No no NO NOT again

I feel absolutely horrible, so low and drained that I can't take this any more. I feel inadequate for girls so I don't want to meet them or even speak to them half the time because my body isn't the way I want it to be muscle and body fat wise and this drives me to PMO over gay/tranny stuff and I feel I'll mess it up and sex won't work etc. I don't want to workout and eat right to get my body where I want it to be because it's so easy to just PMO to gay thoughts, pictures or whatever and feel awesome in the moment. I relapsed tonight and I took pictures of myself and wanted to post them on craigslist on a gay ad. It turned me on so much that it made me feel so bad afterwards, why the fuck do I have to feel this way and be able to get turned on by this shit.  I am not gay yet I feel like I'll never get rid of these thoughts and urges, I have had suicidal thoughts and it sucks, I really want this horrible stuff to end.  I have a good career and I'm a decent looking guy but I just feel so broken, dysfunctional and anxious.

I got to 70+ days a few weeks ago and I really felt that was it, I was finally making good progress and was on my way to be normal again. I didn't have much anxiety and I wasn't feeling depressed. I was attracted to girls more than ever and I wanted to start meeting up once I sorted out my body in the gym.
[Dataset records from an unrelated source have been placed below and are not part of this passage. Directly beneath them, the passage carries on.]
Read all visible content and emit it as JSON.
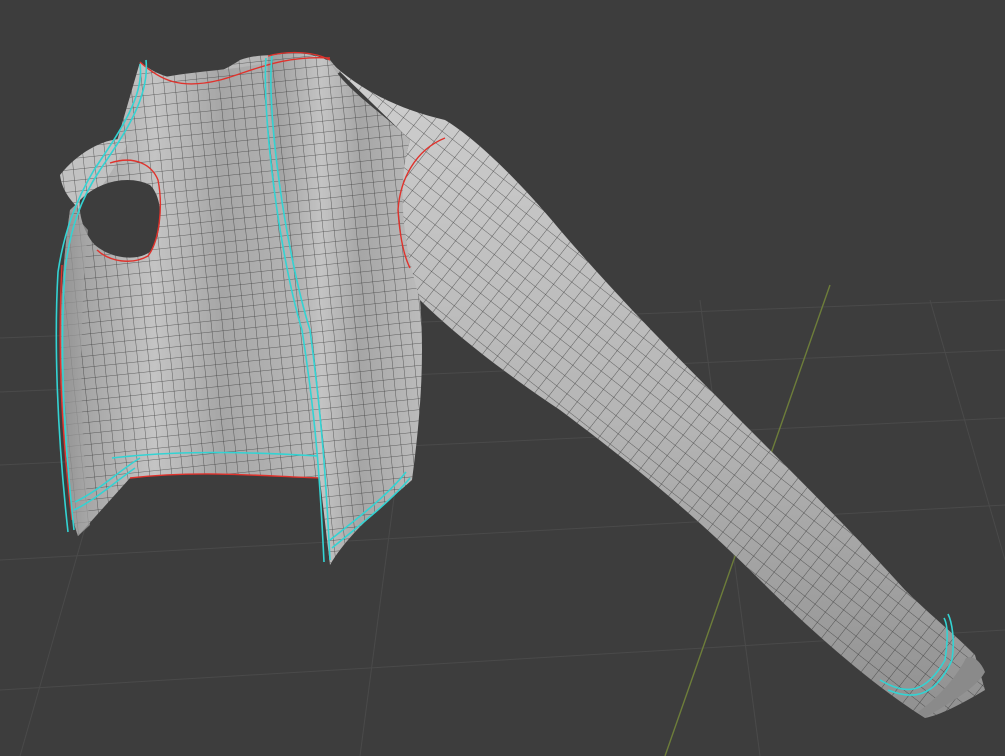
{
  "viewport": {
    "background_color": "#3d3d3d",
    "grid_color": "#4a4a4a",
    "y_axis_color": "#6d7d3a"
  },
  "mesh": {
    "object": "jacket",
    "parts": [
      "body-left-panel",
      "body-right-panel",
      "back-panel",
      "sleeve"
    ],
    "surface_color": "#b4b4b4",
    "wire_color": "#2e2e2e",
    "seam_color": "#e0322c",
    "selected_edge_color": "#33d3d3"
  }
}
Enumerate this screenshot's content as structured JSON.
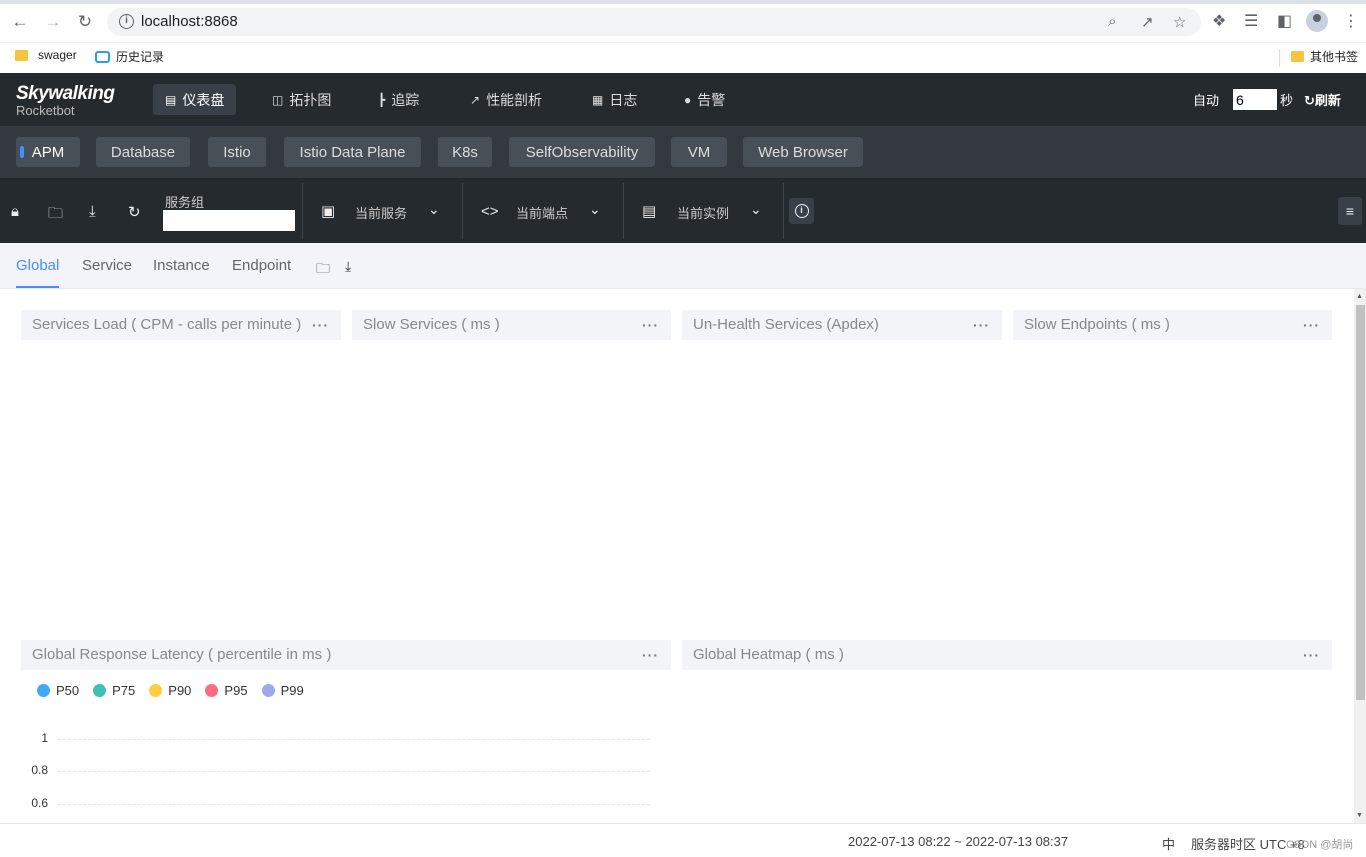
{
  "browser": {
    "url": "localhost:8868",
    "bookmarks": [
      "swager",
      "历史记录"
    ],
    "other_bookmarks": "其他书签"
  },
  "app": {
    "logo_main": "Skywalking",
    "logo_sub": "Rocketbot",
    "nav": [
      {
        "label": "仪表盘",
        "icon": "chart-icon"
      },
      {
        "label": "拓扑图",
        "icon": "topology-icon"
      },
      {
        "label": "追踪",
        "icon": "trace-icon"
      },
      {
        "label": "性能剖析",
        "icon": "profile-icon"
      },
      {
        "label": "日志",
        "icon": "log-icon"
      },
      {
        "label": "告警",
        "icon": "alarm-icon"
      }
    ],
    "auto_label": "自动",
    "refresh_value": "6",
    "seconds_label": "秒",
    "refresh_label": "刷新"
  },
  "groups": [
    "APM",
    "Database",
    "Istio",
    "Istio Data Plane",
    "K8s",
    "SelfObservability",
    "VM",
    "Web Browser"
  ],
  "toolbar": {
    "service_group_label": "服务组",
    "service_group_value": "",
    "current_service": "当前服务",
    "current_endpoint": "当前端点",
    "current_instance": "当前实例"
  },
  "tabs": [
    "Global",
    "Service",
    "Instance",
    "Endpoint"
  ],
  "panels": {
    "services_load": "Services Load ( CPM - calls per minute )",
    "slow_services": "Slow Services ( ms )",
    "unhealth_services": "Un-Health Services (Apdex)",
    "slow_endpoints": "Slow Endpoints ( ms )",
    "global_latency": "Global Response Latency ( percentile in ms )",
    "global_heatmap": "Global Heatmap ( ms )",
    "more": "···"
  },
  "chart_data": {
    "type": "line",
    "series": [
      {
        "name": "P50",
        "color": "#3fa9f5",
        "values": []
      },
      {
        "name": "P75",
        "color": "#3fbfb5",
        "values": []
      },
      {
        "name": "P90",
        "color": "#ffcc44",
        "values": []
      },
      {
        "name": "P95",
        "color": "#ff6b81",
        "values": []
      },
      {
        "name": "P99",
        "color": "#a1a8e8",
        "values": []
      }
    ],
    "y_ticks": [
      "1",
      "0.8",
      "0.6"
    ]
  },
  "footer": {
    "time_range": "2022-07-13 08:22 ~ 2022-07-13 08:37",
    "lang": "中",
    "timezone": "服务器时区 UTC +8",
    "watermark": "CSDN @胡尚"
  }
}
But then I started overly browsing FB, POF and Tinder. Please guys, I need your help here...... I'm losing my fucking mind over this. I am so depressed and feel like shit. My sleeping pattern is all over the place and I have no motivation to do anything, like I said I don't want to meet up with girls even though I have quite a few who want to meet me, I don't want to hang out with my friends or anything either. I think this all stems from self-esteem issues, I'm a fairly well muscled guy but I'm not fully happy with my body yet. Is this the root of my issues and PMO'ing??
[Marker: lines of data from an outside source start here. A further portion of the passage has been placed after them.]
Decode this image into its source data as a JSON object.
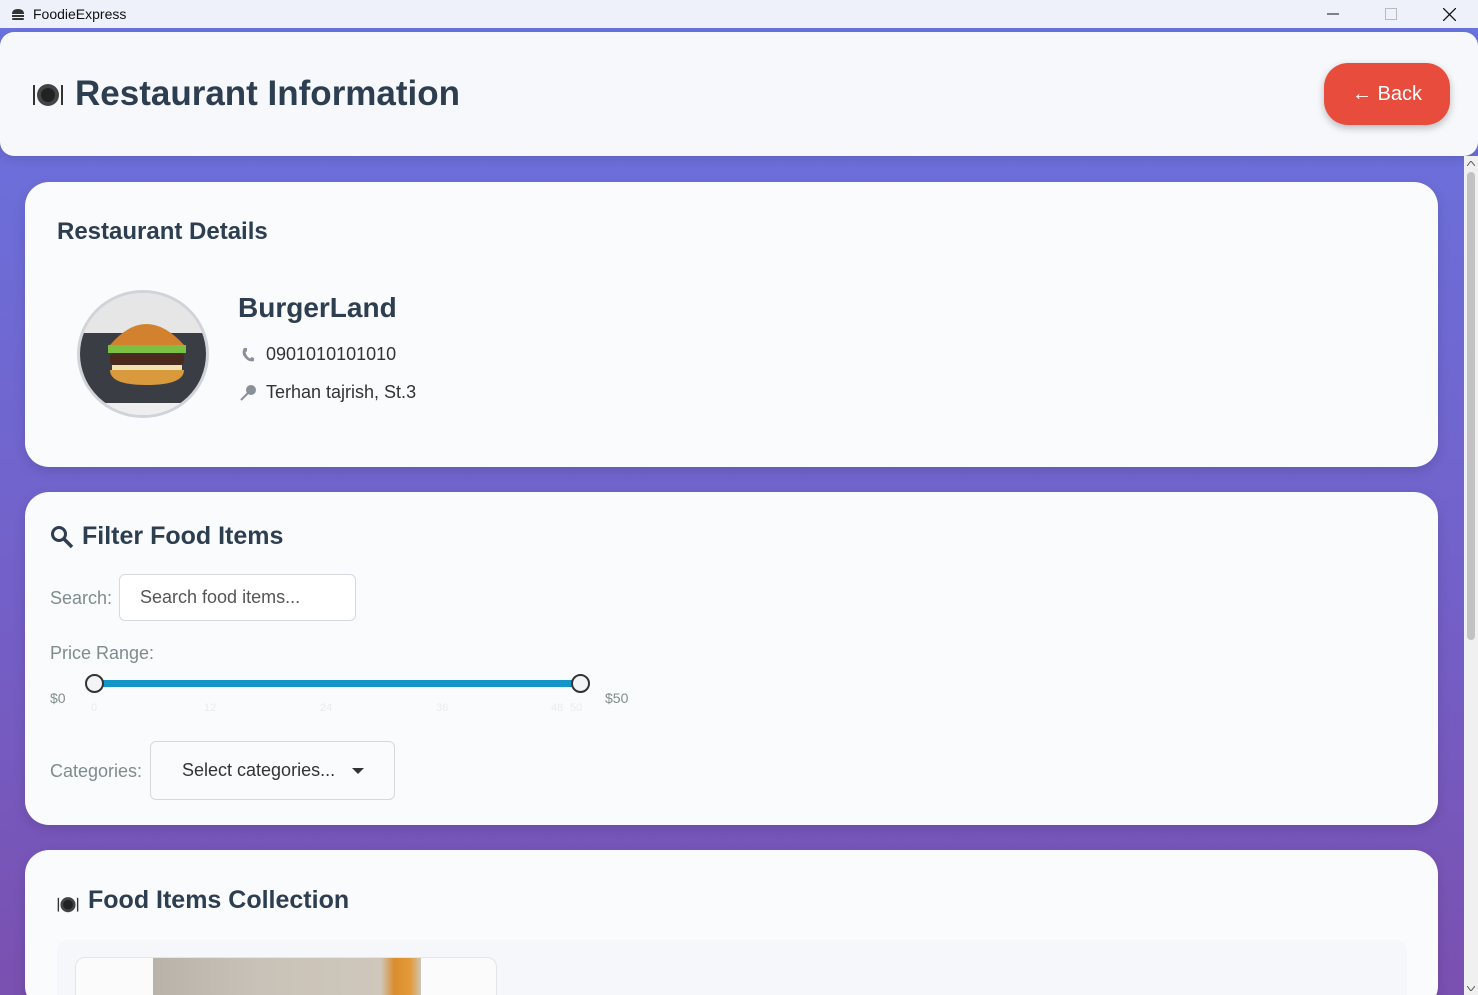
{
  "window": {
    "app_title": "FoodieExpress",
    "app_icon": "burger-icon"
  },
  "header": {
    "title": "Restaurant Information",
    "title_icon": "plate-icon",
    "back_label": "← Back"
  },
  "details": {
    "section_title": "Restaurant Details",
    "name": "BurgerLand",
    "phone": "0901010101010",
    "address": "Terhan tajrish, St.3"
  },
  "filter": {
    "section_title": "Filter Food Items",
    "search_label": "Search:",
    "search_placeholder": "Search food items...",
    "price_label": "Price Range:",
    "price_min_label": "$0",
    "price_max_label": "$50",
    "price_range": {
      "min": 0,
      "max": 50,
      "selected_min": 0,
      "selected_max": 50
    },
    "ticks": [
      "0",
      "12",
      "24",
      "36",
      "48",
      "50"
    ],
    "categories_label": "Categories:",
    "categories_placeholder": "Select categories..."
  },
  "items": {
    "section_title": "Food Items Collection"
  },
  "colors": {
    "back_button": "#e84c3d",
    "slider": "#1495c8",
    "background_top": "#6a74e0",
    "background_bottom": "#7a50b0"
  }
}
I don't want to speak with people, go buy clothes, eat right and stuff I just want to laze around, sleep, eat junk food and PMO which is no way to live. Before anyone asks, I've been to the doctor and they said I'm just a little shy and need more practice being around people which is fine.
 
U

Username

Guest
You made it to more than 70 days! Some guys around here would go crazy over such an achievement. And you want to let one relapse ruin all of that success? Don't let it do that to you!
What happened after that? Did you let your guard down? Was there a special incident that depressed you? Or was it just complacency? Tell us, because by explaining it to us, you explain it to yourself and might get some more insight about what was going on.
As for your other issues: Irrespective of your physical shape, you mustn't base your self-confidence only on that particular factor. Doing that is going to get you nowhere since you'll most likely keep a vulnerable spot and never reach lasting confidence. Learn to accept yourself, I can't stress that point enough. You are what and who you are, sometimes more and sometimes less than that. You have outstanding and less outstanding traits. Write them down if it helps you thinking about them. Remind yourself that unhealthy focus on bodies is not for women only - nowadays a lot of pressure is put on men as well, and it's in no respect different from the female counterpart. If your insecurity towards your body is the major driver in your depression, you might want to look for people who have the same problem and or even get professional help.
Anyway, long story short: You can do even better than those 70 days, provided that you face the root of the problem.
 

datkid93

Active Member
Don't go down that road man. I can relate my escalation was partly due to self esteem issues and low confidence with girls. Led me down a path I'd hate for anybody to go down. It's not worth it learn to improve your self and develop your self confidence.  Had I realized this 2-3 years ago I wouldn't be here rn....
 

cc19

Member
Are you still Masturbating and fantasying about fetishes?  If so this has to stop as just stopping internet porn will not allow your brain to reboot because those images are engraved in your brain and by thinking about them it is basically like watching porn.  Give this a try and see how it pans out.  Good luck man stay strong you will get over this.